Distancias cortas: el desafío del encierro en familia

Estar juntos durante las 24 horas representa un desafío inédito para muchas familias. [Foto: Getty Creative]

Las familias se están redescubriendo. Para bien y para mal.

El aislamiento en casa nos permite pasar más tiempo juntos. Y ese es precisamente el problema.

En China se ha producido un aumento récord de solicitudes de divorcio.

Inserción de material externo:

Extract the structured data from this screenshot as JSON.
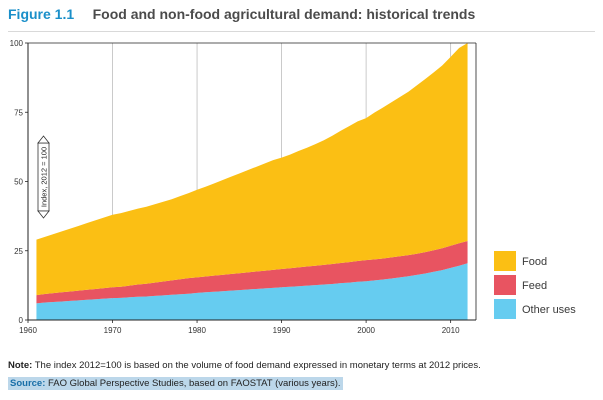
{
  "figure": {
    "number": "Figure 1.1",
    "title": "Food and non-food agricultural demand: historical trends"
  },
  "note": {
    "label": "Note:",
    "text": "The index 2012=100 is based on the volume of food demand expressed in monetary terms at 2012 prices."
  },
  "source": {
    "label": "Source:",
    "text": "FAO Global Perspective Studies, based on FAOSTAT (various years)."
  },
  "chart_data": {
    "type": "area",
    "stacked": true,
    "title": "",
    "xlabel": "",
    "ylabel": "Index, 2012 = 100",
    "xlim": [
      1960,
      2013
    ],
    "ylim": [
      0,
      100
    ],
    "x_ticks": [
      1960,
      1970,
      1980,
      1990,
      2000,
      2010
    ],
    "y_ticks": [
      0,
      25,
      50,
      75,
      100
    ],
    "grid": "vertical",
    "legend_position": "right",
    "x": [
      1961,
      1962,
      1963,
      1964,
      1965,
      1966,
      1967,
      1968,
      1969,
      1970,
      1971,
      1972,
      1973,
      1974,
      1975,
      1976,
      1977,
      1978,
      1979,
      1980,
      1981,
      1982,
      1983,
      1984,
      1985,
      1986,
      1987,
      1988,
      1989,
      1990,
      1991,
      1992,
      1993,
      1994,
      1995,
      1996,
      1997,
      1998,
      1999,
      2000,
      2001,
      2002,
      2003,
      2004,
      2005,
      2006,
      2007,
      2008,
      2009,
      2010,
      2011,
      2012
    ],
    "series": [
      {
        "name": "Other uses",
        "color": "#66ccf0",
        "values": [
          6.0,
          6.3,
          6.5,
          6.7,
          6.9,
          7.1,
          7.3,
          7.5,
          7.7,
          7.9,
          8.0,
          8.2,
          8.4,
          8.5,
          8.7,
          8.9,
          9.1,
          9.3,
          9.5,
          9.8,
          10.0,
          10.2,
          10.4,
          10.6,
          10.8,
          11.0,
          11.2,
          11.4,
          11.6,
          11.8,
          12.0,
          12.2,
          12.4,
          12.6,
          12.8,
          13.0,
          13.3,
          13.5,
          13.8,
          14.0,
          14.3,
          14.6,
          15.0,
          15.4,
          15.8,
          16.3,
          16.8,
          17.4,
          18.0,
          18.8,
          19.6,
          20.5
        ]
      },
      {
        "name": "Feed",
        "color": "#e85461",
        "values": [
          3.0,
          3.1,
          3.2,
          3.3,
          3.4,
          3.5,
          3.6,
          3.7,
          3.8,
          3.9,
          4.0,
          4.2,
          4.4,
          4.6,
          4.8,
          5.0,
          5.2,
          5.4,
          5.6,
          5.6,
          5.7,
          5.8,
          5.9,
          6.0,
          6.1,
          6.2,
          6.3,
          6.4,
          6.5,
          6.6,
          6.7,
          6.8,
          6.9,
          7.0,
          7.1,
          7.2,
          7.3,
          7.4,
          7.5,
          7.6,
          7.6,
          7.6,
          7.6,
          7.6,
          7.6,
          7.6,
          7.7,
          7.8,
          7.9,
          8.0,
          8.1,
          8.0
        ]
      },
      {
        "name": "Food",
        "color": "#fbbf14",
        "values": [
          20.0,
          20.6,
          21.3,
          22.0,
          22.7,
          23.4,
          24.1,
          24.8,
          25.5,
          26.2,
          26.6,
          27.0,
          27.4,
          27.8,
          28.3,
          28.8,
          29.3,
          30.0,
          30.7,
          31.6,
          32.4,
          33.3,
          34.2,
          35.1,
          36.0,
          36.9,
          37.8,
          38.7,
          39.6,
          40.2,
          41.0,
          42.0,
          42.9,
          43.9,
          45.0,
          46.3,
          47.7,
          49.1,
          50.4,
          51.3,
          53.0,
          54.5,
          56.0,
          57.5,
          59.0,
          60.8,
          62.5,
          64.2,
          66.0,
          68.2,
          70.5,
          71.5
        ]
      }
    ],
    "legend": [
      "Food",
      "Feed",
      "Other uses"
    ]
  }
}
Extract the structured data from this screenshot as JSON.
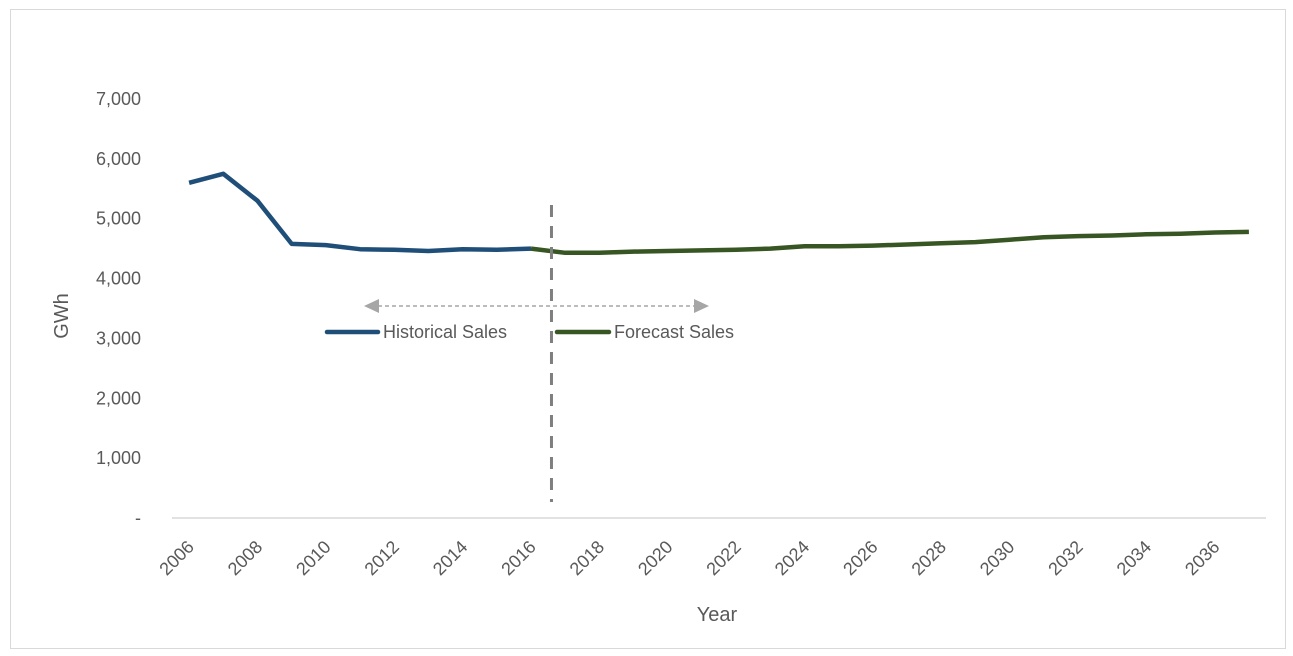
{
  "chart_data": {
    "type": "line",
    "xlabel": "Year",
    "ylabel": "GWh",
    "ylim": [
      0,
      7000
    ],
    "yticks": [
      {
        "value": 0,
        "label": "-"
      },
      {
        "value": 1000,
        "label": "1,000"
      },
      {
        "value": 2000,
        "label": "2,000"
      },
      {
        "value": 3000,
        "label": "3,000"
      },
      {
        "value": 4000,
        "label": "4,000"
      },
      {
        "value": 5000,
        "label": "5,000"
      },
      {
        "value": 6000,
        "label": "6,000"
      },
      {
        "value": 7000,
        "label": "7,000"
      }
    ],
    "xticks": [
      "2006",
      "2008",
      "2010",
      "2012",
      "2014",
      "2016",
      "2018",
      "2020",
      "2022",
      "2024",
      "2026",
      "2028",
      "2030",
      "2032",
      "2034",
      "2036"
    ],
    "grid": false,
    "series": [
      {
        "name": "Historical Sales",
        "color": "#1f4e79",
        "x": [
          2006,
          2007,
          2008,
          2009,
          2010,
          2011,
          2012,
          2013,
          2014,
          2015,
          2016
        ],
        "values": [
          5600,
          5750,
          5300,
          4580,
          4560,
          4490,
          4480,
          4460,
          4490,
          4480,
          4500
        ]
      },
      {
        "name": "Forecast Sales",
        "color": "#375623",
        "x": [
          2016,
          2017,
          2018,
          2019,
          2020,
          2021,
          2022,
          2023,
          2024,
          2025,
          2026,
          2027,
          2028,
          2029,
          2030,
          2031,
          2032,
          2033,
          2034,
          2035,
          2036,
          2037
        ],
        "values": [
          4500,
          4430,
          4430,
          4450,
          4460,
          4470,
          4480,
          4500,
          4540,
          4540,
          4550,
          4570,
          4590,
          4610,
          4650,
          4690,
          4710,
          4720,
          4740,
          4750,
          4770,
          4780
        ]
      }
    ],
    "divider_x": 2016.6,
    "divider_color": "#7f7f7f",
    "arrow_color": "#a6a6a6"
  }
}
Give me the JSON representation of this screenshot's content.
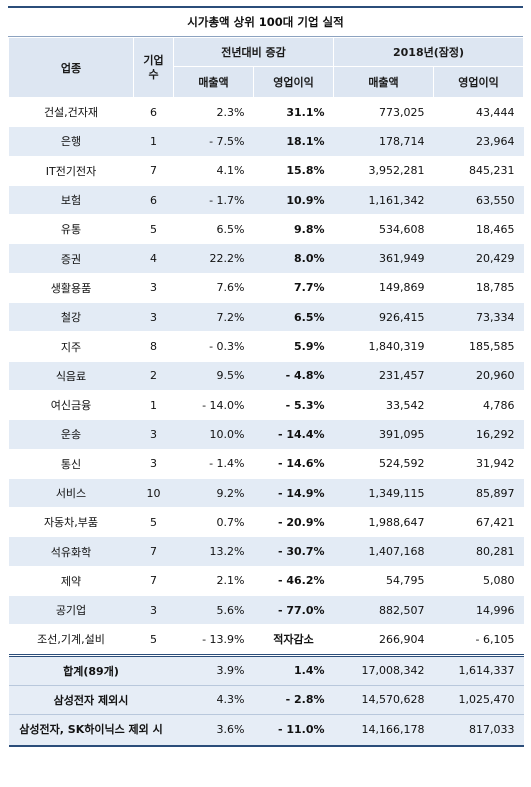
{
  "title": "시가총액 상위 100대 기업 실적",
  "header": {
    "sector": "업종",
    "count": "기업\n수",
    "yoy": "전년대비 증감",
    "y2018": "2018년(잠정)",
    "sales": "매출액",
    "op": "영업이익"
  },
  "rows": [
    {
      "sector": "건설,건자재",
      "n": "6",
      "ds": "2.3%",
      "dop": "31.1%",
      "sales": "773,025",
      "op": "43,444"
    },
    {
      "sector": "은행",
      "n": "1",
      "ds": "- 7.5%",
      "dop": "18.1%",
      "sales": "178,714",
      "op": "23,964"
    },
    {
      "sector": "IT전기전자",
      "n": "7",
      "ds": "4.1%",
      "dop": "15.8%",
      "sales": "3,952,281",
      "op": "845,231"
    },
    {
      "sector": "보험",
      "n": "6",
      "ds": "- 1.7%",
      "dop": "10.9%",
      "sales": "1,161,342",
      "op": "63,550"
    },
    {
      "sector": "유통",
      "n": "5",
      "ds": "6.5%",
      "dop": "9.8%",
      "sales": "534,608",
      "op": "18,465"
    },
    {
      "sector": "증권",
      "n": "4",
      "ds": "22.2%",
      "dop": "8.0%",
      "sales": "361,949",
      "op": "20,429"
    },
    {
      "sector": "생활용품",
      "n": "3",
      "ds": "7.6%",
      "dop": "7.7%",
      "sales": "149,869",
      "op": "18,785"
    },
    {
      "sector": "철강",
      "n": "3",
      "ds": "7.2%",
      "dop": "6.5%",
      "sales": "926,415",
      "op": "73,334"
    },
    {
      "sector": "지주",
      "n": "8",
      "ds": "- 0.3%",
      "dop": "5.9%",
      "sales": "1,840,319",
      "op": "185,585"
    },
    {
      "sector": "식음료",
      "n": "2",
      "ds": "9.5%",
      "dop": "- 4.8%",
      "sales": "231,457",
      "op": "20,960"
    },
    {
      "sector": "여신금융",
      "n": "1",
      "ds": "- 14.0%",
      "dop": "- 5.3%",
      "sales": "33,542",
      "op": "4,786"
    },
    {
      "sector": "운송",
      "n": "3",
      "ds": "10.0%",
      "dop": "- 14.4%",
      "sales": "391,095",
      "op": "16,292"
    },
    {
      "sector": "통신",
      "n": "3",
      "ds": "- 1.4%",
      "dop": "- 14.6%",
      "sales": "524,592",
      "op": "31,942"
    },
    {
      "sector": "서비스",
      "n": "10",
      "ds": "9.2%",
      "dop": "- 14.9%",
      "sales": "1,349,115",
      "op": "85,897"
    },
    {
      "sector": "자동차,부품",
      "n": "5",
      "ds": "0.7%",
      "dop": "- 20.9%",
      "sales": "1,988,647",
      "op": "67,421"
    },
    {
      "sector": "석유화학",
      "n": "7",
      "ds": "13.2%",
      "dop": "- 30.7%",
      "sales": "1,407,168",
      "op": "80,281"
    },
    {
      "sector": "제약",
      "n": "7",
      "ds": "2.1%",
      "dop": "- 46.2%",
      "sales": "54,795",
      "op": "5,080"
    },
    {
      "sector": "공기업",
      "n": "3",
      "ds": "5.6%",
      "dop": "- 77.0%",
      "sales": "882,507",
      "op": "14,996"
    },
    {
      "sector": "조선,기계,설비",
      "n": "5",
      "ds": "- 13.9%",
      "dop": "적자감소",
      "sales": "266,904",
      "op": "- 6,105"
    }
  ],
  "totals": [
    {
      "label": "합계(89개)",
      "ds": "3.9%",
      "dop": "1.4%",
      "sales": "17,008,342",
      "op": "1,614,337"
    },
    {
      "label": "삼성전자 제외시",
      "ds": "4.3%",
      "dop": "- 2.8%",
      "sales": "14,570,628",
      "op": "1,025,470"
    },
    {
      "label": "삼성전자, SK하이닉스 제외 시",
      "ds": "3.6%",
      "dop": "- 11.0%",
      "sales": "14,166,178",
      "op": "817,033"
    }
  ]
}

Apenas se flexibilizaron las medidas de cuarentena, las parejas han puesto rumbo a las oficinas de registro matrimonial para cambiar su “sí, quiero” por un “no, gracias”.

Si vivimos con otras personas, el aislamiento en casa no solo implica gestionar nuestros miedos y ansiedades sino también los miedos y ansiedades de los demás. Y eso puede ser un reto psicológico enorme.

El amor no basta

El amor no basta, es necesario armarse de tolerancia. [Foto: Getty Creative]

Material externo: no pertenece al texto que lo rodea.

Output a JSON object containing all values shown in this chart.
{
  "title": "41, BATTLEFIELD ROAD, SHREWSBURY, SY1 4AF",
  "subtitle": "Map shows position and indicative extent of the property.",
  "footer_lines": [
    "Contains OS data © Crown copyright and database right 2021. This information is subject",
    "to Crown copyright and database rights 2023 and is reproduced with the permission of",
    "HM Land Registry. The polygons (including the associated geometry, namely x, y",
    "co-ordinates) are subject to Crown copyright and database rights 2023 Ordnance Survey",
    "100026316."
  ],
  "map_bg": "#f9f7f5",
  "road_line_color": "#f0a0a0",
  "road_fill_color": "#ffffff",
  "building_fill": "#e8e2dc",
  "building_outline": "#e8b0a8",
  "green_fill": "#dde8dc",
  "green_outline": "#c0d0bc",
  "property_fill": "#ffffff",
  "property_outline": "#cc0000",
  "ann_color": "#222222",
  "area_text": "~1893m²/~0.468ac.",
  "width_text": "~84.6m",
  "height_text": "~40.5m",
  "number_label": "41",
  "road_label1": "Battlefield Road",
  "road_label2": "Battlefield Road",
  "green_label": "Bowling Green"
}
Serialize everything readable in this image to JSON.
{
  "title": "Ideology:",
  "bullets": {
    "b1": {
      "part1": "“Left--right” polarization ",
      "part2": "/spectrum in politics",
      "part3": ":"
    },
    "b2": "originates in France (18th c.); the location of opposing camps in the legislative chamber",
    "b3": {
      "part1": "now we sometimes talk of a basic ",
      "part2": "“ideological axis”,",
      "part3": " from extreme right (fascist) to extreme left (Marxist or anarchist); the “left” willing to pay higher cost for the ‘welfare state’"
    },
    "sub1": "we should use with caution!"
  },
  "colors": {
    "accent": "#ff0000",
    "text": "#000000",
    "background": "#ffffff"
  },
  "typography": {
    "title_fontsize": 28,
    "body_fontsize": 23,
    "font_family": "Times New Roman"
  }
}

Pensar que vivir juntos durante las 24 horas al día será sencillo porque amamos a nuestra pareja es un error. Vivir en un espacio relativamente pequeño durante un periodo de tiempo indeterminado es un reto incluso para las relaciones más consolidadas.

Más temprano que tarde nuestro estado de ánimo se agriará. Debemos estar preparados. Las cuarentenas suelen provocar periodos alternados de aburrimiento, frustración, estrés y enojo, como comprobaron investigadores del King's College de Londres. Si no somos capaces de gestionar asertivamente ese cóctel emocional, surgirán conflictos, discusiones e incluso violencia –  directa o encubierta.

Las cercanías distantes en las que muchas parejas habían vivido hasta ahora, presas de agendas diferentes, en las que se coincidía poco y se hablaba menos, ha abierto brechas que ahora nos vemos obligados a cerrar.

La ruptura brusca de la rutina a la que estábamos acostumbrados, la pérdida del contacto social con los amigos que solían actuar como válvula de escape a los problemas familiares y las preocupaciones por la propia enfermedad o sus consecuencias económicas tampoco facilitan afrontar la convivencia con un buen estado de ánimo.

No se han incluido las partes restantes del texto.